I start either Friday or next week, so today is a Wreck Beach day for sure.
I'm slowly peeling people off the need-to-talk-to list. It feels good. I think I'm down to six calls or so I need to make.
It's hot and sticky. I didn't get anywhere near enough sleep-- I went to visit Eva and Ryan after the unexpectedly long interview last night, and had missed my skytrain home by the time I got my bike to Drew's door. It was *really* good to see people, even if angst seems to be the word of the day. I will nap at the beach today with Mike and Eva and my internet stalker, do feel free to join us.
Man, I wish I had my drum to take down. I need to get a travel djembe, but first I need to make my rent for next month. Lesigh.
I missed my bike. Tomorrow maybe I'll head out on it. I was gonna bike to Wreck, but the watermelon makes that unwieldy.
The album of the day is still Barenaked Ladies' Gordon.
I've been thinking a lot about hurting people in relationships. It's been a super-recurring theme for me, both in my life and also in the last couple of weeks especially. Way back at the beginning of all this, I didn't believe it was ever okay to do anything to cause someone you loved pain. As the years march on I realise that is an impossible goal, and the line sort of fuzzes out: deliberate unwanted pain is not cool, totally unintentional pain there's not much you can do about, but what about things you do from ignorance, stupidity, or necessity? How much of that sort of thing is okay? How much is causing someone pain an okay side-effect? Anyhow, I know this keeps coming up for me because I can't really work through it-- I still haven't really accepted that it happens at all.
This tends to make me a really crappy girlfriend because I'm so shocked and appalled by my hurting someone that I totally suck at comforting and/or fixing things, I just get distracted. That, at least, I'm getting a handle on.
I made a kickass sourdough bread pudding. Thanks, Tim, for the bread. I should go eat breakfast, maybe nap before the beach, and get off this introspective trip. I haven't had enough sleep to make it very effective.

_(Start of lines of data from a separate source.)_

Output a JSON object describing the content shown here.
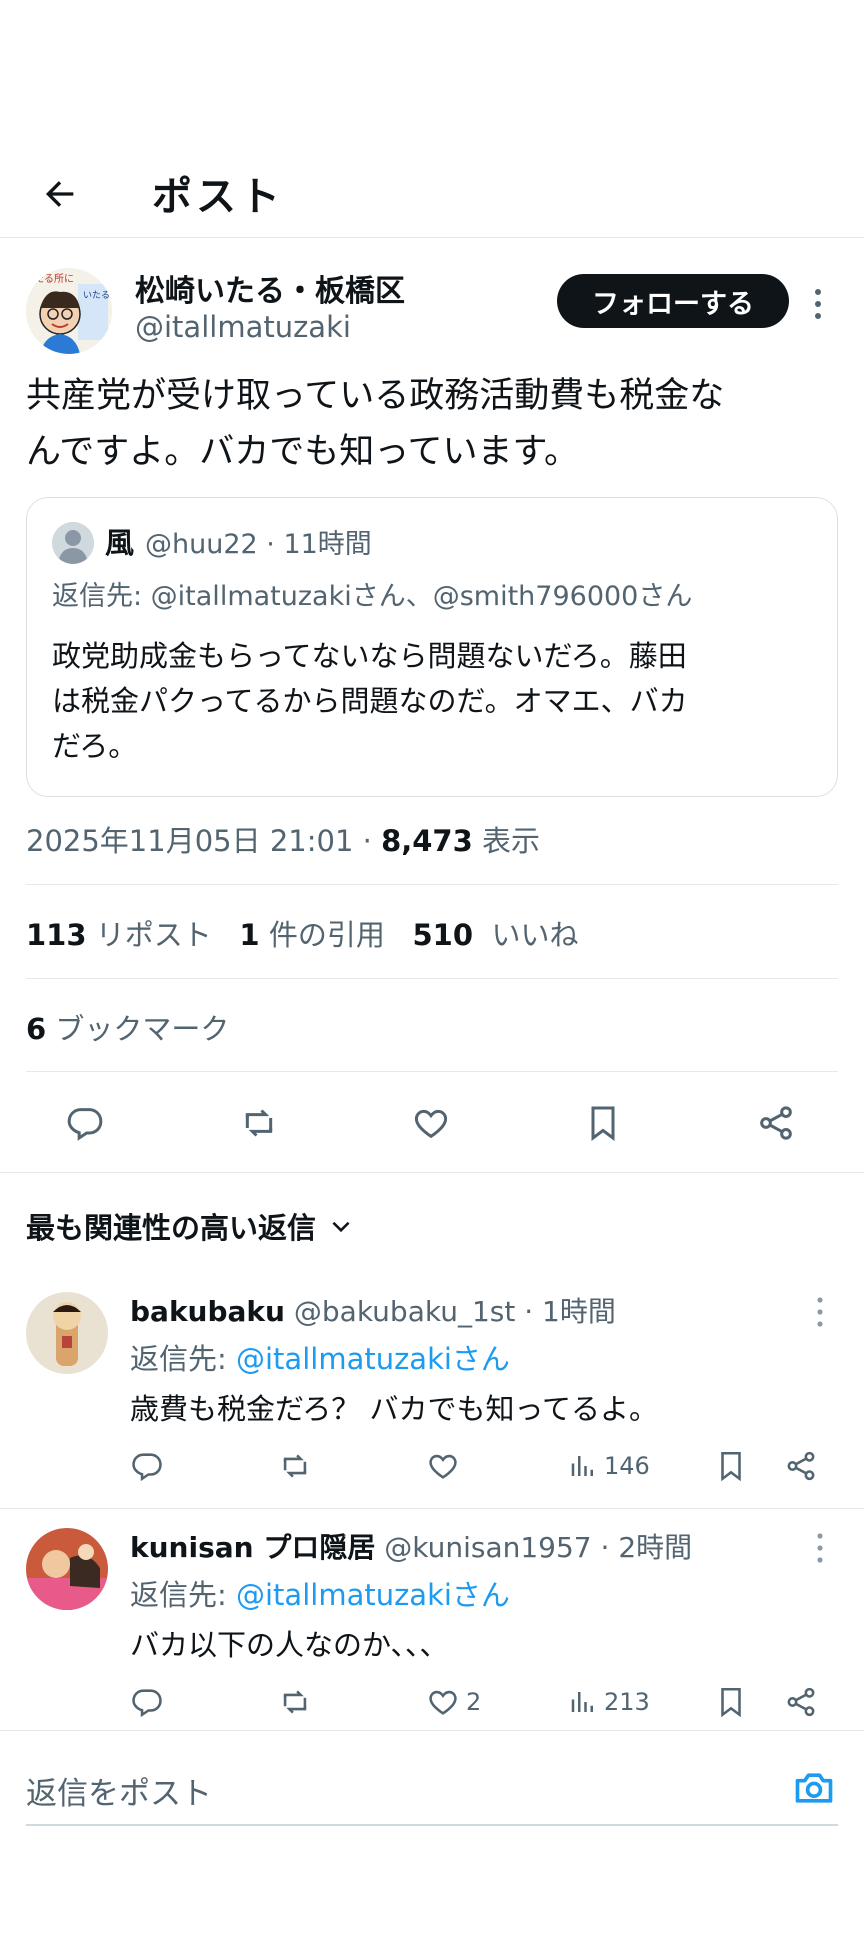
{
  "header": {
    "title": "ポスト"
  },
  "post": {
    "author_name": "松崎いたる・板橋区",
    "author_handle": "@itallmatuzaki",
    "follow_label": "フォローする",
    "text_line1": "共産党が受け取っている政務活動費も税金な",
    "text_line2": "んですよ。バカでも知っています。",
    "avatar_text_top": "たる所に",
    "avatar_text_side": "いたる"
  },
  "quote": {
    "name": "風",
    "handle_time": "@huu22 · 11時間",
    "reply_to": "返信先: @itallmatuzakiさん、@smith796000さん",
    "text_line1": "政党助成金もらってないなら問題ないだろ。藤田",
    "text_line2": "は税金パクってるから問題なのだ。オマエ、バカ",
    "text_line3": "だろ。"
  },
  "meta": {
    "date": "2025年11月05日 21:01 · ",
    "views": "8,473",
    "views_label": " 表示"
  },
  "stats": {
    "reposts": "113",
    "reposts_label": " リポスト",
    "quotes": "1",
    "quotes_label": " 件の引用",
    "likes": "510",
    "likes_label": " いいね",
    "bookmarks": "6",
    "bookmarks_label": " ブックマーク"
  },
  "sort": {
    "label": "最も関連性の高い返信"
  },
  "replies": [
    {
      "name": "bakubaku",
      "handle_time": " @bakubaku_1st · 1時間",
      "reply_to_prefix": "返信先: ",
      "reply_to_user": "@itallmatuzakiさん",
      "text": "歳費も税金だろ？ バカでも知ってるよ。",
      "likes": "",
      "views": "146"
    },
    {
      "name": "kunisan プロ隠居",
      "handle_time": " @kunisan1957 · 2時間",
      "reply_to_prefix": "返信先: ",
      "reply_to_user": "@itallmatuzakiさん",
      "text": "バカ以下の人なのか、、、",
      "likes": "2",
      "views": "213"
    }
  ],
  "compose": {
    "placeholder": "返信をポスト"
  },
  "colors": {
    "text": "#0f1419",
    "secondary": "#536471",
    "link": "#1d9bf0",
    "divider": "#e6e9ec"
  }
}
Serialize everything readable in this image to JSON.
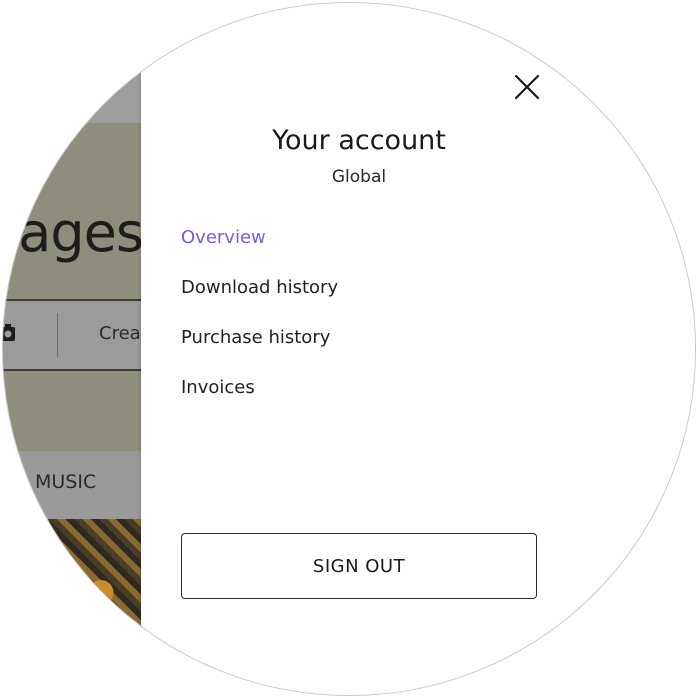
{
  "background_page": {
    "heading_fragment": "ages",
    "search_create_fragment": "Crea",
    "tab_music": "MUSIC"
  },
  "account_panel": {
    "title": "Your account",
    "region": "Global",
    "menu": [
      {
        "label": "Overview",
        "active": true
      },
      {
        "label": "Download history",
        "active": false
      },
      {
        "label": "Purchase history",
        "active": false
      },
      {
        "label": "Invoices",
        "active": false
      }
    ],
    "sign_out_label": "SIGN OUT",
    "close_icon": "close-icon"
  },
  "colors": {
    "accent": "#7b5ce0",
    "text": "#1a1a1a",
    "overlay": "#9a9a9a"
  }
}
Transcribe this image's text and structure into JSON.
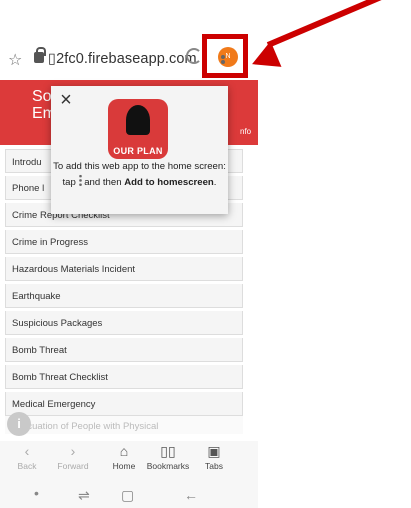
{
  "browser": {
    "url": "▯2fc0.firebaseapp.com",
    "badge_text": "N"
  },
  "header": {
    "left_fragment": "So\nEm",
    "right_fragment": "it",
    "info_fragment": "nfo"
  },
  "list_items": [
    "Introdu",
    "Phone l",
    "Crime Report Checklist",
    "Crime in Progress",
    "Hazardous Materials Incident",
    "Earthquake",
    "Suspicious Packages",
    "Bomb Threat",
    "Bomb Threat Checklist",
    "Medical Emergency"
  ],
  "faded_item": "Evacuation of People with Physical",
  "fab_label": "i",
  "popup": {
    "close": "×",
    "icon_caption": "OUR PLAN",
    "text_pre": "To add this web app to the home screen: tap",
    "text_mid": "and then",
    "text_bold": "Add to homescreen",
    "text_end": "."
  },
  "toolbar": {
    "back": "Back",
    "forward": "Forward",
    "home": "Home",
    "bookmarks": "Bookmarks",
    "tabs": "Tabs"
  },
  "colors": {
    "header_red": "#dc3a3a",
    "annotation_red": "#cc0000",
    "badge_orange": "#f07a1a"
  }
}
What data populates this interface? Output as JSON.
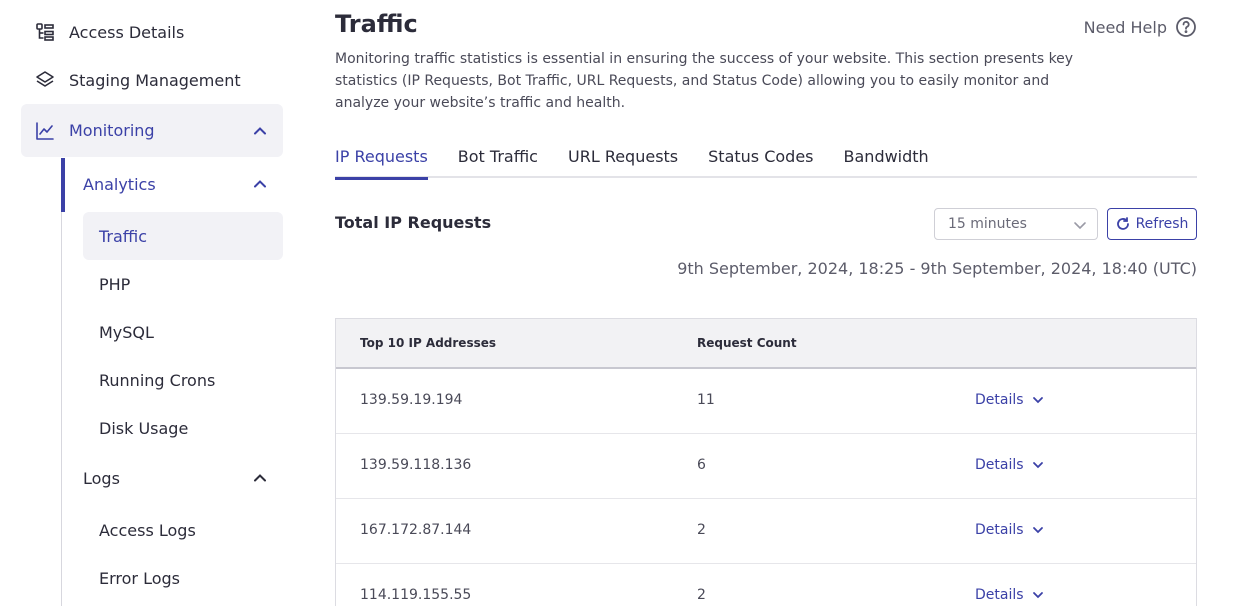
{
  "sidebar": {
    "access_details": "Access Details",
    "staging_management": "Staging Management",
    "monitoring": "Monitoring",
    "analytics": "Analytics",
    "analytics_items": [
      "Traffic",
      "PHP",
      "MySQL",
      "Running Crons",
      "Disk Usage"
    ],
    "logs": "Logs",
    "logs_items": [
      "Access Logs",
      "Error Logs"
    ]
  },
  "header": {
    "title": "Traffic",
    "help_label": "Need Help",
    "description": "Monitoring traffic statistics is essential in ensuring the success of your website. This section presents key statistics (IP Requests, Bot Traffic, URL Requests, and Status Code) allowing you to easily monitor and analyze your website’s traffic and health."
  },
  "tabs": [
    "IP Requests",
    "Bot Traffic",
    "URL Requests",
    "Status Codes",
    "Bandwidth"
  ],
  "section": {
    "title": "Total IP Requests",
    "interval_selected": "15 minutes",
    "refresh_label": "Refresh",
    "range": "9th September, 2024, 18:25 - 9th September, 2024, 18:40 (UTC)"
  },
  "table": {
    "headers": [
      "Top 10 IP Addresses",
      "Request Count"
    ],
    "details_label": "Details",
    "rows": [
      {
        "ip": "139.59.19.194",
        "count": "11"
      },
      {
        "ip": "139.59.118.136",
        "count": "6"
      },
      {
        "ip": "167.172.87.144",
        "count": "2"
      },
      {
        "ip": "114.119.155.55",
        "count": "2"
      }
    ]
  },
  "colors": {
    "accent": "#3b41a7",
    "active_bg": "#f2f2f6",
    "header_bg": "#f2f2f4"
  },
  "icons": {
    "access_details": "list-icon",
    "staging_management": "layers-icon",
    "monitoring": "line-chart-icon",
    "help": "question-circle-icon",
    "refresh": "refresh-icon"
  }
}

Re: ignorance, stupidity, or necessity
Date: 2007-07-17 05:03 am (UTC)Unwillful ignorance is what forgiveness is for, for oneself and for others when they do it. It can't last, either, because we're perceptive creatures and we'll notice that something's wrong at some point. If we then choose to bury our heads when we notice, then we're doing harm; but if we choose to tackle the painful process of figuring out what's wrong and what to do about it, we are taking the first step to improving.
I suppose what sort of solutions one contemplates for fixing things matters, too. My rule of thumb is that the more a solution would create a harmonious atmosphere, the more of a good choice that solution is. I'm sure there are other rules of thumb, but I suspect they all amount to about the same conclusions about good and bad solutions.
When there's a perfect 1:1 choice between your and someone else's happiness, it sucks. However, making yourself unhappy merely for the sake of another rarely actually means it's a 1:1 correspondence: you get resentful, increasingly broken, and more harmful to bystanders and loved ones. By contrast, the unhappiness that one could cause to them is something that, in the end, they can choose to take or not. If they've chosen to pin their happiness on your sacrifice, then maybe they've made a bad choice about how to get to happiness? Changing their mind about what constitutes their happiness may be the only way for them to get it. Of course, the same reasoning applies to oneself...
Doing something for future happiness is risky, yeah. We can make some pretty broad predictions about what sort of circumstances are likely to increase or decrease the net happiness, though. Choosing the path of greatest overall happiness is like kayaking down a river: you don't choose where to go, only where in the stream to shift to next so that it can carry you forward. Making small and large choices well adds up, making the difference between gliding through the rapids or getting snarled on rocks.